Secondly, a phrase in a book by Zen teacher Shunryu Suzuki keeps coming to my mind. Suzuki teaches a meditation method very similar to Mindfulness described in this chapter. He says in one place (p. 30) that this method is “an activity which appeases your inmost desire.” It may be that something in us finds something deeply satisfying about the state of bare awareness free from involuntary mental activity, so that if you manage to approach something like this state frequently, the fact that it is deeply satisfying will mean that it will tend to stay with you outside meditation. Along these lines, it may be important when you meditate to avoid trying to make yourself remain in the state of bare awareness by pure will-power, which will cause a sense of strain after awhile.
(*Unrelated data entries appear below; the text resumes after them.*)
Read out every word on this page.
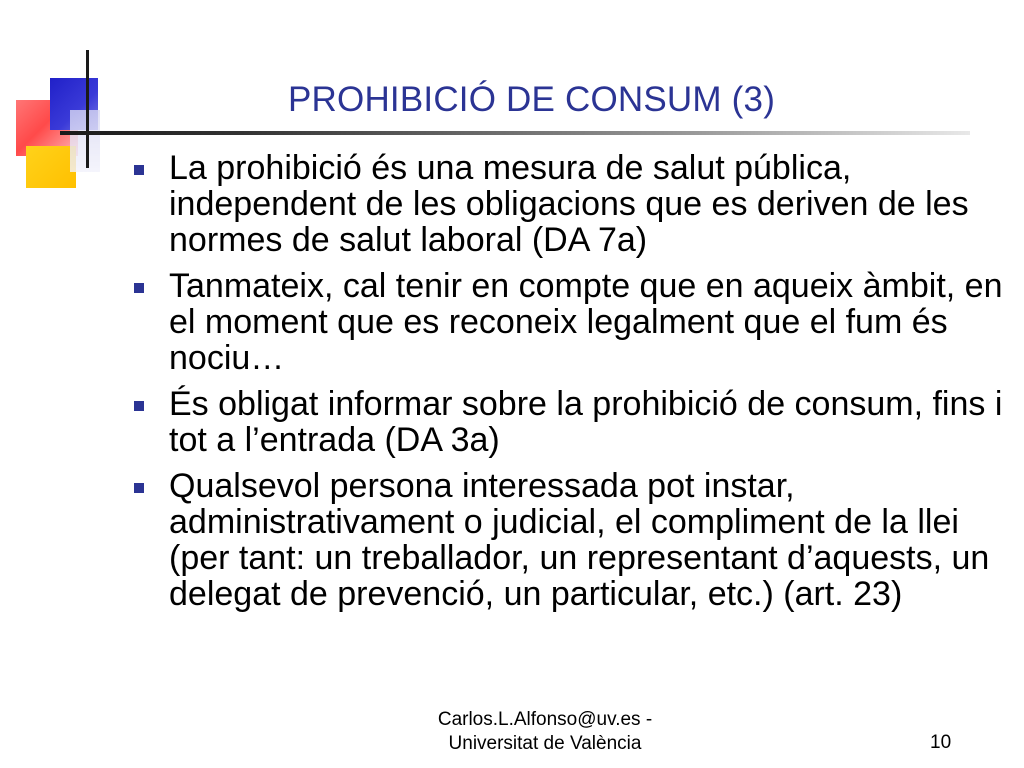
PROHIBICIÓ DE CONSUM (3)
La prohibició és una mesura de salut pública, independent de les obligacions que es deriven de les normes de salut laboral (DA 7a)
Tanmateix, cal tenir en compte que en aqueix àmbit, en el moment que es reconeix legalment que el fum és nociu…
És obligat informar sobre la prohibició de consum, fins i tot a l’entrada (DA 3a)
Qualsevol persona interessada pot instar, administrativament o judicial, el compliment de la llei (per tant: un treballador, un representant d’aquests, un delegat de prevenció, un particular, etc.) (art. 23)
Carlos.L.Alfonso@uv.es -
Universitat de València	10
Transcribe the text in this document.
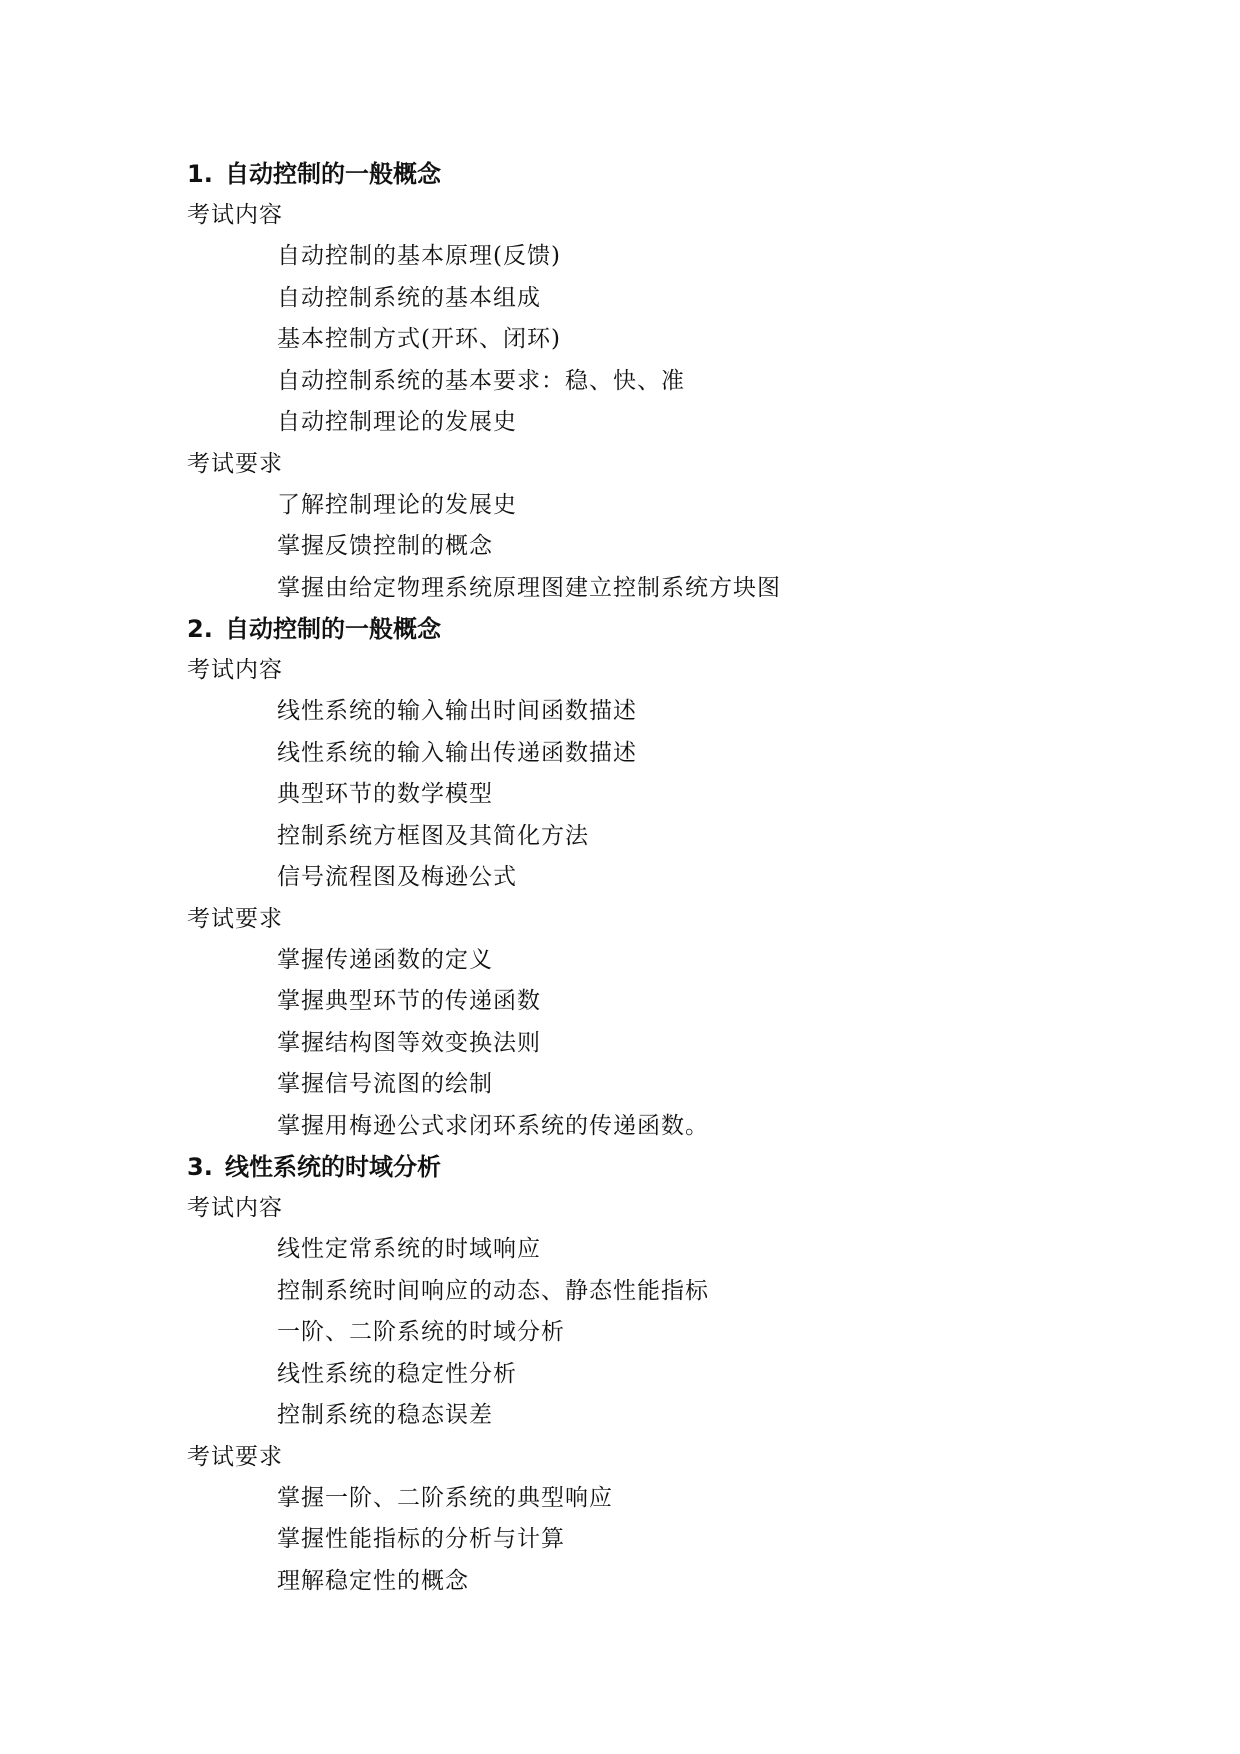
1. 自动控制的一般概念
考试内容
自动控制的基本原理(反馈)
自动控制系统的基本组成
基本控制方式(开环、闭环)
自动控制系统的基本要求：稳、快、准
自动控制理论的发展史
考试要求
了解控制理论的发展史
掌握反馈控制的概念
掌握由给定物理系统原理图建立控制系统方块图
2. 自动控制的一般概念
考试内容
线性系统的输入输出时间函数描述
线性系统的输入输出传递函数描述
典型环节的数学模型
控制系统方框图及其简化方法
信号流程图及梅逊公式
考试要求
掌握传递函数的定义
掌握典型环节的传递函数
掌握结构图等效变换法则
掌握信号流图的绘制
掌握用梅逊公式求闭环系统的传递函数。
3. 线性系统的时域分析
考试内容
线性定常系统的时域响应
控制系统时间响应的动态、静态性能指标
一阶、二阶系统的时域分析
线性系统的稳定性分析
控制系统的稳态误差
考试要求
掌握一阶、二阶系统的典型响应
掌握性能指标的分析与计算
理解稳定性的概念
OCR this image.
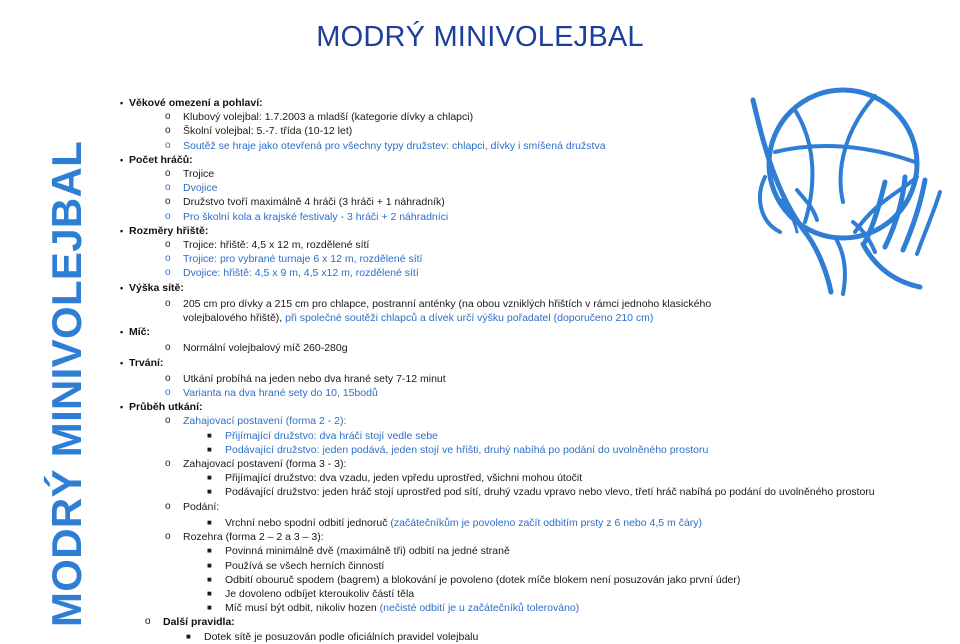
MODRÝ MINIVOLEJBAL
MODRÝ MINIVOLEJBAL
• Věkové omezení a pohlaví:
o Klubový volejbal: 1.7.2003 a mladší (kategorie dívky a chlapci)
o Školní volejbal: 5.-7. třída (10-12 let)
o Soutěž se hraje jako otevřená pro všechny typy družstev: chlapci, dívky i smíšená družstva
• Počet hráčů:
o Trojice
o Dvojice
o Družstvo tvoří maximálně 4 hráči (3 hráči + 1 náhradník)
o Pro školní kola a krajské festivaly - 3 hráči + 2 náhradníci
• Rozměry hřiště:
o Trojice: hřiště: 4,5 x 12 m, rozdělené sítí
o Trojice: pro vybrané turnaje 6 x 12 m, rozdělené sítí
o Dvojice: hřiště: 4,5 x 9 m, 4,5 x12 m, rozdělené sítí
• Výška sítě:
o 205 cm pro dívky a 215 cm pro chlapce, postranní anténky (na obou vzniklých hřištích v rámci jednoho klasického
volejbalového hřiště), při společné soutěži chlapců a dívek určí výšku pořadatel (doporučeno 210 cm)
• Míč:
o Normální volejbalový míč 260-280g
• Trvání:
o Utkání probíhá na jeden nebo dva hrané sety 7-12 minut
o Varianta na dva hrané sety do 10, 15bodů
• Průběh utkání:
o Zahajovací postavení (forma 2 - 2):
■ Přijímající družstvo: dva hráči stojí vedle sebe
■ Podávající družstvo: jeden podává, jeden stojí ve hřišti, druhý nabíhá po podání do uvolněného prostoru
o Zahajovací postavení (forma 3 - 3):
■ Přijímající družstvo: dva vzadu, jeden vpředu uprostřed, všichni mohou útočit
■ Podávající družstvo: jeden hráč stojí uprostřed pod sítí, druhý vzadu vpravo nebo vlevo, třetí hráč nabíhá po podání do uvolněného prostoru
o Podání:
■ Vrchní nebo spodní odbití jednoruč (začátečníkům je povoleno začít odbitím prsty z 6 nebo 4,5 m čáry)
o Rozehra (forma 2 – 2 a 3 – 3):
■ Povinná minimálně dvě (maximálně tři) odbití na jedné straně
■ Používá se všech herních činností
■ Odbití obouruč spodem (bagrem) a blokování je povoleno (dotek míče blokem není posuzován jako první úder)
■ Je dovoleno odbíjet kteroukoliv částí těla
■ Míč musí být odbit, nikoliv hozen (nečisté odbití je u začátečníků tolerováno)
o Další pravidla:
■ Dotek sítě je posuzován podle oficiálních pravidel volejbalu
Aim to find a way of practicing bare awareness that feels more natural and relaxed, able to be maintained with a minimal sense of strain and forcing.
This is related to another idea that has occurred to me, an analogy with computers. Sometimes the computer gets “hung up,” caught in a loop that keeps repeating itself and prevents achieving other tasks. Often the best solution is “resetting” the computer, turning it off then turning it back on so it can start afresh.
Perhaps our minds are like this. Involuntary Attachment-driven mental activities feed on themselves, so that after awhile they get caught in a compulsive loop that becomes more compulsively active as time goes by. When you are drawn into active involvement with these compulsive trains of thought, thinking about them or even trying to stop them, this tends to increase this compulsive mental activity. Disengaging yourself from the thoughts by the meditative practice of non-reactive awareness, as the eventual effect of slowing them down, eventually stopping them and “resetting” your whole mental state of mind to some more “natural” state so you can start over, able to think in a more controlled and productive manner.

A clear idea of purpose to guide practice.
In any case, it seems important to have some clear idea about the goal of Mindfulness meditation as it relates to everyday life, and practice in a way that over time can be observed to be furthering this goal.
The goal described in the present book is to be able to face and react to everyday life situations as a person free of involuntary responses driven by Craving and Attachment.
That is, instinctive Craving causes an involuntary reaching out to find particular connections to the world that will fulfill our need to feel we are leading a meaningful life as a person deserving of respect from others, which makes us dependent on particular conditions in the world to fulfill this need. This dependency in turn makes us react defensively when situations occur that threaten to deprive us of the support we need from the world. It causes us to shrink back from such situations, to be caught up in feelings of resistance to being in the situation, or feelings of frustration and anger that we should be made to face a situation like this. We are no longer free and independent actors, able to concern ourselves with creatively finding the best and most meaningful way of responding. Any such concern is overridden by a need to defend some particular connections and some identity or self-image we have become deeply Attached to.
The ideal goal of Mindfulness should be to enable us to face all life situations as an independent, free-standing, flexible and creative maker of meaningful connections, and outgoing source of whatever good we can contribute to the world in any situation we find ourselves in.